They say that imitation is the sincerest form of flattery. Over the past couple of centuries, humans have been looking to animals as forms of inspiration, and believe it or not, they have shaped the modern engineering world as we know it. Here are several examples of biomimicry that make the world look how it does today.
It really is no secret that LEDs are more efficient, produce no heat, and are several times brighter than other light bulb types. LED engineers found that the lanterns in a firefly produce asymmetrical projections to release more light. With this knowledge, scientists have created 90% brighter LED bulbs by following the same asymmetrical structure.
Woodpecker Black Boxes
Bashing your mouth against a log 20 times a second would undoubtedly leave you with more than just a headache. However, woodpeckers have mastered the art of repeatedly knocking their beaks against hard bark for centuries. The construction of their craniums allows them to do this without succumbing to brain damage. Engineers have used the same cushioning technology to ensure that black boxes remain intact by absorbing higher amounts of mechanical shock.
Researchers at MIT designed wetsuits that follow the same rubbery pelts of cute sea otters. These fur-like pelts don’t just help sea otters navigate through water like fish, but they also keep them toasty while submerged in frigid waters. They found that every individual strand in an otter’s coat is used to trap pockets of warm air that stay in place as they twist in turn underwater.
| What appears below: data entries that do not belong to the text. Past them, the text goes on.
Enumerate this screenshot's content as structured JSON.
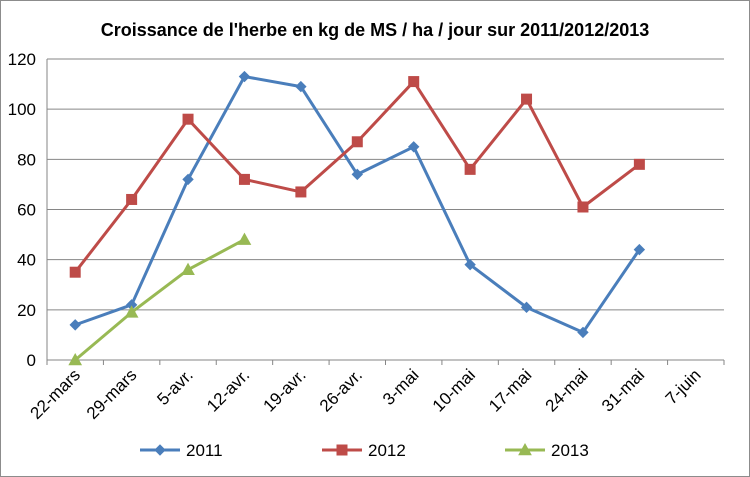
{
  "chart_data": {
    "type": "line",
    "title": "Croissance de l'herbe en kg de MS / ha / jour sur 2011/2012/2013",
    "xlabel": "",
    "ylabel": "",
    "categories": [
      "22-mars",
      "29-mars",
      "5-avr.",
      "12-avr.",
      "19-avr.",
      "26-avr.",
      "3-mai",
      "10-mai",
      "17-mai",
      "24-mai",
      "31-mai",
      "7-juin"
    ],
    "ylim": [
      0,
      120
    ],
    "yticks": [
      0,
      20,
      40,
      60,
      80,
      100,
      120
    ],
    "grid": "horizontal",
    "legend_position": "bottom",
    "series": [
      {
        "name": "2011",
        "color": "#4a7ebb",
        "marker": "diamond",
        "values": [
          14,
          22,
          72,
          113,
          109,
          74,
          85,
          38,
          21,
          11,
          44,
          null
        ]
      },
      {
        "name": "2012",
        "color": "#be4b48",
        "marker": "square",
        "values": [
          35,
          64,
          96,
          72,
          67,
          87,
          111,
          76,
          104,
          61,
          78,
          null
        ]
      },
      {
        "name": "2013",
        "color": "#98b954",
        "marker": "triangle",
        "values": [
          0,
          19,
          36,
          48,
          null,
          null,
          null,
          null,
          null,
          null,
          null,
          null
        ]
      }
    ]
  }
}
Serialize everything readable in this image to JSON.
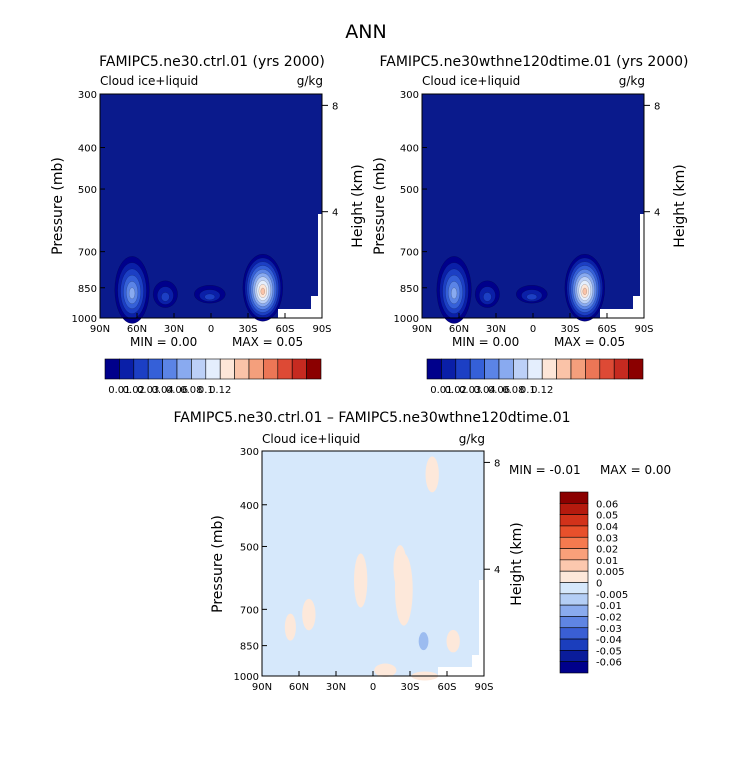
{
  "page_title": "ANN",
  "chart_data": [
    {
      "type": "heatmap",
      "title": "FAMIPC5.ne30.ctrl.01 (yrs 2000)",
      "subtitle_left": "Cloud ice+liquid",
      "subtitle_right": "g/kg",
      "ylabel": "Pressure (mb)",
      "ylabel_right": "Height (km)",
      "x_ticks": [
        "90N",
        "60N",
        "30N",
        "0",
        "30S",
        "60S",
        "90S"
      ],
      "y_ticks": [
        "300",
        "400",
        "500",
        "700",
        "850",
        "1000"
      ],
      "y_tick_values": [
        300,
        400,
        500,
        700,
        850,
        1000
      ],
      "right_ticks": [
        "8",
        "4"
      ],
      "right_tick_values": [
        8,
        4
      ],
      "ylim": [
        1000,
        300
      ],
      "xlim": [
        90,
        -90
      ],
      "min_label": "MIN =     0.00",
      "max_label": "MAX =     0.05",
      "colorbar_labels": [
        "0.01",
        "0.02",
        "0.03",
        "0.04",
        "0.06",
        "0.08",
        "0.1",
        "0.12"
      ],
      "colorbar_colors": [
        "#00008b",
        "#0a1fa8",
        "#1c3fc4",
        "#3560d8",
        "#5b84e6",
        "#89aaf0",
        "#bcd0f7",
        "#e4eefd",
        "#fde6d8",
        "#fac3a8",
        "#f49f7c",
        "#ec7656",
        "#dd4a35",
        "#c62a20",
        "#8b0000"
      ],
      "background_color": "#0a1a8c",
      "blobs": [
        {
          "lat": 64,
          "p": 860,
          "value": 0.03
        },
        {
          "lat": 37,
          "p": 880,
          "value": 0.015
        },
        {
          "lat": 1,
          "p": 880,
          "value": 0.015
        },
        {
          "lat": -42,
          "p": 850,
          "value": 0.05
        }
      ]
    },
    {
      "type": "heatmap",
      "title": "FAMIPC5.ne30wthne120dtime.01 (yrs 2000)",
      "subtitle_left": "Cloud ice+liquid",
      "subtitle_right": "g/kg",
      "ylabel": "Pressure (mb)",
      "ylabel_right": "Height (km)",
      "x_ticks": [
        "90N",
        "60N",
        "30N",
        "0",
        "30S",
        "60S",
        "90S"
      ],
      "y_ticks": [
        "300",
        "400",
        "500",
        "700",
        "850",
        "1000"
      ],
      "y_tick_values": [
        300,
        400,
        500,
        700,
        850,
        1000
      ],
      "right_ticks": [
        "8",
        "4"
      ],
      "right_tick_values": [
        8,
        4
      ],
      "ylim": [
        1000,
        300
      ],
      "xlim": [
        90,
        -90
      ],
      "min_label": "MIN =     0.00",
      "max_label": "MAX =     0.05",
      "colorbar_labels": [
        "0.01",
        "0.02",
        "0.03",
        "0.04",
        "0.06",
        "0.08",
        "0.1",
        "0.12"
      ],
      "colorbar_colors": [
        "#00008b",
        "#0a1fa8",
        "#1c3fc4",
        "#3560d8",
        "#5b84e6",
        "#89aaf0",
        "#bcd0f7",
        "#e4eefd",
        "#fde6d8",
        "#fac3a8",
        "#f49f7c",
        "#ec7656",
        "#dd4a35",
        "#c62a20",
        "#8b0000"
      ],
      "background_color": "#0a1a8c",
      "blobs": [
        {
          "lat": 64,
          "p": 860,
          "value": 0.03
        },
        {
          "lat": 37,
          "p": 880,
          "value": 0.015
        },
        {
          "lat": 1,
          "p": 880,
          "value": 0.015
        },
        {
          "lat": -42,
          "p": 850,
          "value": 0.05
        }
      ]
    },
    {
      "type": "heatmap",
      "title": "FAMIPC5.ne30.ctrl.01 – FAMIPC5.ne30wthne120dtime.01",
      "subtitle_left": "Cloud ice+liquid",
      "subtitle_right": "g/kg",
      "ylabel": "Pressure (mb)",
      "ylabel_right": "Height (km)",
      "x_ticks": [
        "90N",
        "60N",
        "30N",
        "0",
        "30S",
        "60S",
        "90S"
      ],
      "y_ticks": [
        "300",
        "400",
        "500",
        "700",
        "850",
        "1000"
      ],
      "y_tick_values": [
        300,
        400,
        500,
        700,
        850,
        1000
      ],
      "right_ticks": [
        "8",
        "4"
      ],
      "right_tick_values": [
        8,
        4
      ],
      "ylim": [
        1000,
        300
      ],
      "xlim": [
        90,
        -90
      ],
      "min_label": "MIN =    -0.01",
      "max_label": "MAX =     0.00",
      "colorbar_labels": [
        "0.06",
        "0.05",
        "0.04",
        "0.03",
        "0.02",
        "0.01",
        "0.005",
        "0",
        "-0.005",
        "-0.01",
        "-0.02",
        "-0.03",
        "-0.04",
        "-0.05",
        "-0.06"
      ],
      "colorbar_colors": [
        "#8b0000",
        "#b51a0e",
        "#d2321a",
        "#e8502b",
        "#f57a4f",
        "#f9a07a",
        "#fcc8ae",
        "#fde8da",
        "#d6e8fb",
        "#b4cef5",
        "#8aabee",
        "#5f85e3",
        "#3a5fd4",
        "#1b3ebd",
        "#0a1c9a",
        "#00008b"
      ],
      "background_color": "#d6e8fb",
      "positive_color": "#fde8da",
      "negative_color": "#9cbcf0",
      "patches_positive": [
        {
          "lat": -48,
          "p": 340,
          "value": 0.0
        },
        {
          "lat": 10,
          "p": 600,
          "value": 0.0
        },
        {
          "lat": -25,
          "p": 630,
          "value": 0.0
        },
        {
          "lat": -22,
          "p": 560,
          "value": 0.0
        },
        {
          "lat": 52,
          "p": 720,
          "value": 0.0
        },
        {
          "lat": 67,
          "p": 770,
          "value": 0.0
        },
        {
          "lat": -65,
          "p": 830,
          "value": 0.0
        },
        {
          "lat": -10,
          "p": 970,
          "value": 0.0
        },
        {
          "lat": -42,
          "p": 1000,
          "value": 0.0
        }
      ],
      "patches_negative": [
        {
          "lat": -41,
          "p": 830,
          "value": -0.01
        }
      ]
    }
  ]
}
Butterfly Anti-Counterfeiting Technology
There are improved ways of busting money counterfeiters thanks to the help of butterflies. Scientists at Simon Fraser University examined the thin wings of the Costa Rican morpho butterfly, which helped lead to the design and production of an anti-counterfeiting stamp. This is a lot more difficult to replicate as opposed to holograms, and it serves a wide range of functions outside of the financial world.
The majestic albatross is known for flying far distances while hardly flapping its wings. It utilizes wind and thermals to glide its body across 600 miles every day. MIT researchers are attempting to mimic the flight design of the albatross in order to develop more efficient drones that can fly across large bodies of water without stopping.
Arapaima Fish Body Armor
The US Air Force is looking closely at the bodies of arapaima fish from the Amazon. This slow-moving, torpedo-shaped fish would appear to be easy game for predator fish, but this is hardly ever the case. The arapaima fish has a set of scales unlike any other that it has developed over the course of millions of years. This could potentially help the US Air Force develop sturdier body armor for its pilots to withstand heavy physical trauma.